Forget record high petrol prices: Aussie revheads are rushing to buy V8-powered Holden Commodores and Ford Falcons in record numbers as the iconic sedans near the end of the production line.
One in three Commodores sold is now a V8 and private buyers represent more than half of all sales, the highest ratio ever for the former fleet favourite.
Ford has also bowed to public pressure to revive the Falcon XR8 once the Falcon GT goes out of production in September.
Indeed, the Falcon XR8 will adopt the supercharged V8 from the superseded version of the Falcon GT.
“Australian buyers have told us they want a V8 and that’s one of the reasons we’ve revived the Falcon XR8,” said Ford Australia spokesman Wes Sherwood.
“We are absolutely committed to performance vehicles as part of our brand.”
Ford expects V8 sales will increase with the return of the XR8 later this year because it will be sold through all 200 dealers, whereas the Falcon GT was only available through 60 specialist showrooms.
Once the Falcon goes out of production and the Broadmeadows factory closes in October 2016, Ford will import the V8 Mustang from the US to fill the void.
But, as reported earlier, Holden is still facing a future without a V8 in its showrooms once the Elizabeth car factory closes in late 2017.
The Camaro and Corvette from the US — built by sister company Chevrolet — are yet to be confirmed for production in right-hand-drive, even though Holden helped develop the current generation Camaro coupe.
In the meantime, Holden fans aren’t taking any chances and are buying Commodore V8s in record numbers.
Holden says 37 per cent of all Commodore sales so far this year are of the V8 versions.
The supercharged Holden Special Vehicles GTS, the fastest and most powerful car ever made in Australia, is also selling in record numbers despite costing close to $100,000.

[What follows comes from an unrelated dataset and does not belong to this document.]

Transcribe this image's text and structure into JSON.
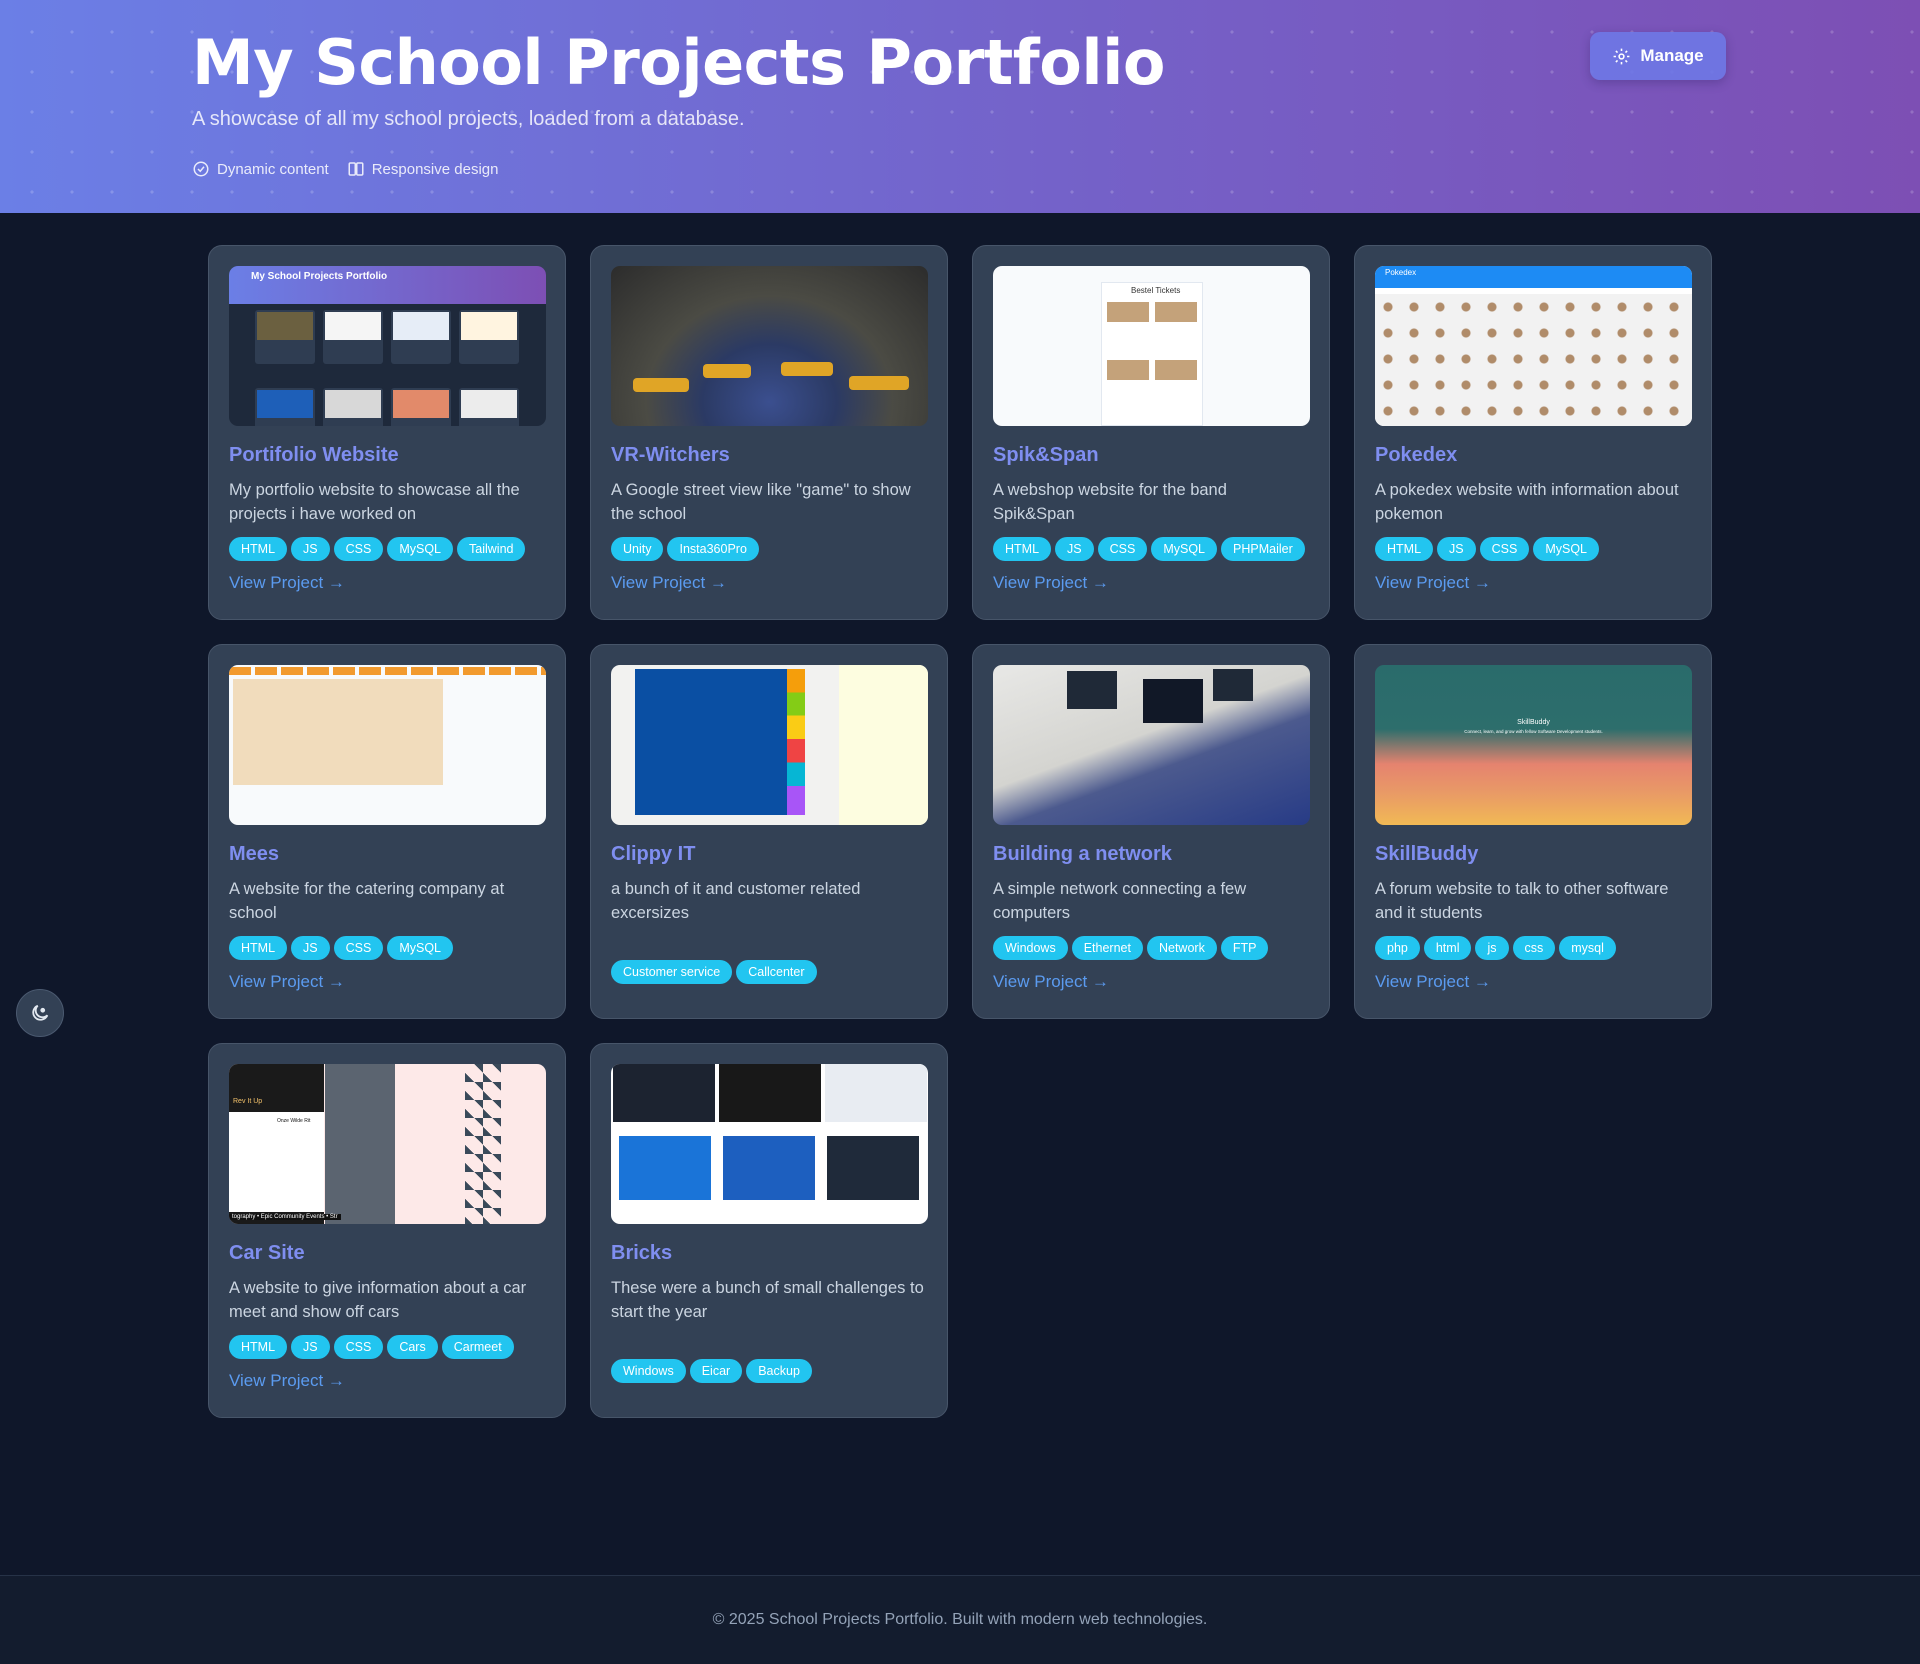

More than 1300 HSV GTS sedans have been sold since it went on sale in September 2013, and sales are up by a staggering 370 per cent in the first five months of this year.
“We expected the sales boom early for the GTS but we’re pleasantly surprised with the ongoing demand,” said HSV boss Tim Jackson.
There is reportedly a three-month wait on some HSV GTS models, depending on colour and options.